Südafrika verzichtet auf AKW aus Russland

Energieministerium in Pretoria legt milliardenschwere Pläne zum Bau von Atomkraftwerken auf Eis

(2010sdafrika-Redaktion)

Noch beim letzten im Juli 2018 stattfindenden BRICS-Treffen in Johannesburg, dem die Schwellenländer Brasilien, Russland, Indien, China und Südafrika angehören, betonte der russische Staatspräsident Wladimir Putin die nukleare Zusammenarbeit mit der Regierung in Pretoria. Russland könne Südafrika bei der Sicherstellung einer stabilen Energieversorgung helfen, hieß es. Allerdings kam es nur einen Monat später zu einem eindeutigen Rückzieher durch Südafrika. Denn das milliardenschwere Atomprogramm wurde zur Enttäuschung Moskaus bis zum Jahr 2030 auf Eis gelegt.

© Südafrika verzichtet auf den Bau von russischen Atomkraftwerken am Kap. Dies stellte das Energieministerium zum Ende August 2018 im Rahmen der Vorstellung des „Integrated Resource Plan (IRP)“ unmissverständlich klar. Moskau zeigt sich enttäuscht, da die Gelder aus Südafrika dringend benötigt wurden. (Quelle: flickr/ The Presidency of South Africa)

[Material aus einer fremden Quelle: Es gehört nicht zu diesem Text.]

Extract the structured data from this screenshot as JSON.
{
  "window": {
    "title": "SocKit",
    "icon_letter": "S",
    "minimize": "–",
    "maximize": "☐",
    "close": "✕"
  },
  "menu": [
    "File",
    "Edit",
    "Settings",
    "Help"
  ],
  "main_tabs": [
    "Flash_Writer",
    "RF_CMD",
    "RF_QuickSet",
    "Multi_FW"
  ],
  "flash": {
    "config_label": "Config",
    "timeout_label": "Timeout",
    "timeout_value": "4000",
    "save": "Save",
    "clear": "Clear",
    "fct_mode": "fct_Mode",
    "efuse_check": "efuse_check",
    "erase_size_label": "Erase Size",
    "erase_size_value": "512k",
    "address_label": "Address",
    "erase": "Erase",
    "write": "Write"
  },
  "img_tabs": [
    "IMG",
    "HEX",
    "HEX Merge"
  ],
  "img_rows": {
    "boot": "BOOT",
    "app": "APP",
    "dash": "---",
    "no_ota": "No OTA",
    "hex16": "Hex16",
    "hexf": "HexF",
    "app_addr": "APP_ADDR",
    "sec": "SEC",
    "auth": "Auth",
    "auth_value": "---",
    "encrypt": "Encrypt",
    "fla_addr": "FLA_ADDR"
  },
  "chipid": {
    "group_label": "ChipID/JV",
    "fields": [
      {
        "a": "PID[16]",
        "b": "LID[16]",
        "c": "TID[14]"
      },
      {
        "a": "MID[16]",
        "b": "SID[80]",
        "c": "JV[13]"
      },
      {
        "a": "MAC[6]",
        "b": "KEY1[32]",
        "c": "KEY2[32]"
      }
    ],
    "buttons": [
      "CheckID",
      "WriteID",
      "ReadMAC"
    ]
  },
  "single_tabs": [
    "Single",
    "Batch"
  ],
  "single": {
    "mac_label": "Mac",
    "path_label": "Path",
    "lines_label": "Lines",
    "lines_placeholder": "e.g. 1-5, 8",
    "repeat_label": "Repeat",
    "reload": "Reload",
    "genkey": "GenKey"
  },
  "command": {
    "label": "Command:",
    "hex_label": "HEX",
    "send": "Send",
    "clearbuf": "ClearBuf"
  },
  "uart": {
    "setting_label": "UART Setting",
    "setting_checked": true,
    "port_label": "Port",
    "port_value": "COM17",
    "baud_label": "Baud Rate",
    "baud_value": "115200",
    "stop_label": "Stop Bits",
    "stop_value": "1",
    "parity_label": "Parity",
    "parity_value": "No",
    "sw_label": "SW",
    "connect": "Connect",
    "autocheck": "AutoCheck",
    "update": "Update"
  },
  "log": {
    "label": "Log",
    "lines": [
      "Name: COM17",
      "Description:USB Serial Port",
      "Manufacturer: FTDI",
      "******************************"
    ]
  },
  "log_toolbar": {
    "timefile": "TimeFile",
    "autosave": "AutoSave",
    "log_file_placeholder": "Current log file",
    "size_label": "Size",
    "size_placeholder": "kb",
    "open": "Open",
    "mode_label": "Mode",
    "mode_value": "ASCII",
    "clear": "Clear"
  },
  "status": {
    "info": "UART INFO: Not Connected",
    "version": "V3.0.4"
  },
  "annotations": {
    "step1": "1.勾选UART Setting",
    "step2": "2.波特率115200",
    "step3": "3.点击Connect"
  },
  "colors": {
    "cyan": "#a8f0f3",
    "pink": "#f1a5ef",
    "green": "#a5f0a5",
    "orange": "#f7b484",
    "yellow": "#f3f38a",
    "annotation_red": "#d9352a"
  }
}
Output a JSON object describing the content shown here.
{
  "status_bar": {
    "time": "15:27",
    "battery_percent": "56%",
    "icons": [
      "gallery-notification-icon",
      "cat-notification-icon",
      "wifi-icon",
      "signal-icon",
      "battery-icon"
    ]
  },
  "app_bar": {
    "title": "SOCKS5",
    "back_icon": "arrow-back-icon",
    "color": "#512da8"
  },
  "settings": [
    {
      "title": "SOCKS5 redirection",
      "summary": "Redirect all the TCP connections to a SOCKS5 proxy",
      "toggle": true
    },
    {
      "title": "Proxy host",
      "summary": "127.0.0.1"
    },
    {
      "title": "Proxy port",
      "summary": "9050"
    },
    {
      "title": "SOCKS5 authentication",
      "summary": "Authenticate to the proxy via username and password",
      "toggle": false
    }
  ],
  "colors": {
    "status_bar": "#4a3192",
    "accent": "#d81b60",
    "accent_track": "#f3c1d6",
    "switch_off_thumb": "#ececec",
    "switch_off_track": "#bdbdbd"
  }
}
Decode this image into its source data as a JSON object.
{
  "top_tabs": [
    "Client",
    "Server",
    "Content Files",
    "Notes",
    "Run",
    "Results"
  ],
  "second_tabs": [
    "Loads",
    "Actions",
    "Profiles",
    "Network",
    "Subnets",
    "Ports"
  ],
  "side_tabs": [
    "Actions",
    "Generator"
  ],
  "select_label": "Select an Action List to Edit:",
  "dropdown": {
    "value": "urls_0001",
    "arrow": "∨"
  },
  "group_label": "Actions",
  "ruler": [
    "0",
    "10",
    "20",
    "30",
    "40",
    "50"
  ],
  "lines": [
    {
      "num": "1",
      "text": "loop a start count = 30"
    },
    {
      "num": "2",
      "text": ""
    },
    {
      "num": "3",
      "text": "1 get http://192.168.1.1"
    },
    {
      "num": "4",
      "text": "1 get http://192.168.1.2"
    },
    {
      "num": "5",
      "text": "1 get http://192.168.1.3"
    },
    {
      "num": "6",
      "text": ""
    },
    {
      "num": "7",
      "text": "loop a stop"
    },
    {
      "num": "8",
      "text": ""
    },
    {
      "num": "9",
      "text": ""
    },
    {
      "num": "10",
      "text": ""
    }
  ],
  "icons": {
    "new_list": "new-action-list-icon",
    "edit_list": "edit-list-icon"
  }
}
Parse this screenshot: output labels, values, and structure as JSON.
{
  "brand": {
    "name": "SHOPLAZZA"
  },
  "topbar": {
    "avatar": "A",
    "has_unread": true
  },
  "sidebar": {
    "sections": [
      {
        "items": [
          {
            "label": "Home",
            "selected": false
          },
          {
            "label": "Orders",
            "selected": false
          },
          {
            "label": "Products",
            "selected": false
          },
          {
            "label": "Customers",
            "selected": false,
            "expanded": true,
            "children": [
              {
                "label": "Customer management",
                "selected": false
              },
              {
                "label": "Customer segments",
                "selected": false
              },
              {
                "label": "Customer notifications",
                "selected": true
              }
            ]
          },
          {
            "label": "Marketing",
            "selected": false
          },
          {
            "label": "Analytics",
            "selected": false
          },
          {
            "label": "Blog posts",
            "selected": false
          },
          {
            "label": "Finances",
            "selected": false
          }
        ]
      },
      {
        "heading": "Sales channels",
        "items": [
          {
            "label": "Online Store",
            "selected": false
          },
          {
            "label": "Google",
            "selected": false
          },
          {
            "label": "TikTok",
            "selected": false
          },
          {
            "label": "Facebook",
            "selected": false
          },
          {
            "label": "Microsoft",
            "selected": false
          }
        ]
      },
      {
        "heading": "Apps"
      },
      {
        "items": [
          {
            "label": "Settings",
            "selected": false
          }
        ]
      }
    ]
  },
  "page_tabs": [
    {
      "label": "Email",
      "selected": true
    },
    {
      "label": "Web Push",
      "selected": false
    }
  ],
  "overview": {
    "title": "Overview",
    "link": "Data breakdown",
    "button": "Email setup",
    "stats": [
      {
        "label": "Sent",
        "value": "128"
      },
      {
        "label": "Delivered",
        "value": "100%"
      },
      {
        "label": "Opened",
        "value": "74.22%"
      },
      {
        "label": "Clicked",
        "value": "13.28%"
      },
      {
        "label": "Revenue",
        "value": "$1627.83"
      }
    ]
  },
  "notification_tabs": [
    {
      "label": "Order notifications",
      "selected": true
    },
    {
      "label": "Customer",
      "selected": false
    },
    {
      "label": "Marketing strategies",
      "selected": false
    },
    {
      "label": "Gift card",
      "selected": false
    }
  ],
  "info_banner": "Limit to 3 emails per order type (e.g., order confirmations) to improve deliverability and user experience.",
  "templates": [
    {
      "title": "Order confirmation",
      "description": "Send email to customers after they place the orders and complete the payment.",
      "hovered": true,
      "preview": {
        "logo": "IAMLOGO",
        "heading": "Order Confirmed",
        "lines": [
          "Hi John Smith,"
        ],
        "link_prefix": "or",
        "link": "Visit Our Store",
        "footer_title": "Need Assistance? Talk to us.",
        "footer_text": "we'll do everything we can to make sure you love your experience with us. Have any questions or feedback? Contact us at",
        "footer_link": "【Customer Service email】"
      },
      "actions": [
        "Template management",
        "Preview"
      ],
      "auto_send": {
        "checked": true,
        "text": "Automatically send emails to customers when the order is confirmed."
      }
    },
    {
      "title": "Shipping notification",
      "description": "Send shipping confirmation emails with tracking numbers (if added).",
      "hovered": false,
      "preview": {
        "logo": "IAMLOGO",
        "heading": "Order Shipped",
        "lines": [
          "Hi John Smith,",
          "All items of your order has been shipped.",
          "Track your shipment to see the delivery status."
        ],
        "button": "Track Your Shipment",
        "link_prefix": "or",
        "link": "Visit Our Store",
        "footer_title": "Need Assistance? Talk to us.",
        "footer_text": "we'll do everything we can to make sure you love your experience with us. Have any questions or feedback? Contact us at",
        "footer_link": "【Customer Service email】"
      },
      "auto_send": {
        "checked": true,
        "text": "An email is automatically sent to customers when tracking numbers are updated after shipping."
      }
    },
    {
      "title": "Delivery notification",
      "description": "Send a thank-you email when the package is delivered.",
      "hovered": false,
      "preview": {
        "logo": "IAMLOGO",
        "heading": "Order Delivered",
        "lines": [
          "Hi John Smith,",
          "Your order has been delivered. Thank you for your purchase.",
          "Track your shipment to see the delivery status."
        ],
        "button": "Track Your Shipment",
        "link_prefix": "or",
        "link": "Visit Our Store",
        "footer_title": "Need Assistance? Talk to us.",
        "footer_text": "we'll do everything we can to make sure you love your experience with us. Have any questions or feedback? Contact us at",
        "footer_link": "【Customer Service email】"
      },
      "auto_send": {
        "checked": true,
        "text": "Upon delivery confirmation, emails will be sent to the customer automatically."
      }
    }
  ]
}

Unter höchster Geheimhaltung handelte die Regierung unter dem damaligen Staatspräsidenten Jacob Zuma einen Atomdeal mit Russland aus, welcher den Bau neuer Atomkraftwerke am Kap vorsah. Rund 71,5 Milliarden Euro wurden für dieses Prestigeprojekt veranschlagt. Politische Beobachter warfen der Zuma-Regierung vor, rechtliche Bestimmungen zu Ausschreibungsverfahren missachtet und stattdessen Korruptionsgelder erhalten zu haben. Insofern wurden die Atompläne durch die Opposition und Medien vehement kritisiert.

Zumas damaliger Stellvertreter und jetziger Nachfolger, Cyril Ramaphosa, gab nach der Amtsübernahme mit vorsichtigen Worten bekannt, die  Energiekooperation mit Russland neu bewerten zu wollen. Das Resultat dieses Überdenkens fand bei der Vorstellung des „Integrated Resource Plan (IRP)“ durch den Energieminister Jeff Radebe zum Enge August 2018 ihren Niederschlag. Die energiepolitische Neuausrichtung, welche sich noch in der Abstimmungsphase befindet, könnte die Beziehungen zu Moskau belasten.

Denn im 77 Seiten umfassenden IRP ist nachzulesen, auf den Ausbau der Atomenergie um weitere 9.600 Megawatt bis zum Jahr 2030 zu verzichten. Hingegen sollen erneuerbare Energien wie Erdgas, Wind und Photovoltaik stärker als bisher gefördert werden. Ebenso sollen die Kapazitäten der Kohlekraft weiterhin erhöht werden. Radebe erklärte, dass der Energiebedarf Südafrikas um 30 Prozent geringer ausfalle als bisher angenommen wurde. Ferner sei der Bau der Atomkraftwerke durch die russische Staatsfirma Rosatom schlichtweg zu teuer.

Einige Kommentatoren behaupten, das Südafrika den Rückzieher infolge unzureichender Haushaltsmittel in Erwägung ziehen musste. Bislang bezieht Südafrika seine Energie aus Kohlekraftwerken, dem Atomkraftwerk Koeberg bei Kapstadt und erneuerbaren Energien. Der Schwerpunkt bei der Stromerzeugung werde bei der umstrittenen Kohlekraft – also bei fossilen Energieträgern – bleiben. Der IRP soll in knapp zwei Monaten nach öffentlicher Stellungnahme-Frist dem Kabinett vorgelegt werden, damit dieser in Kraft treten kann.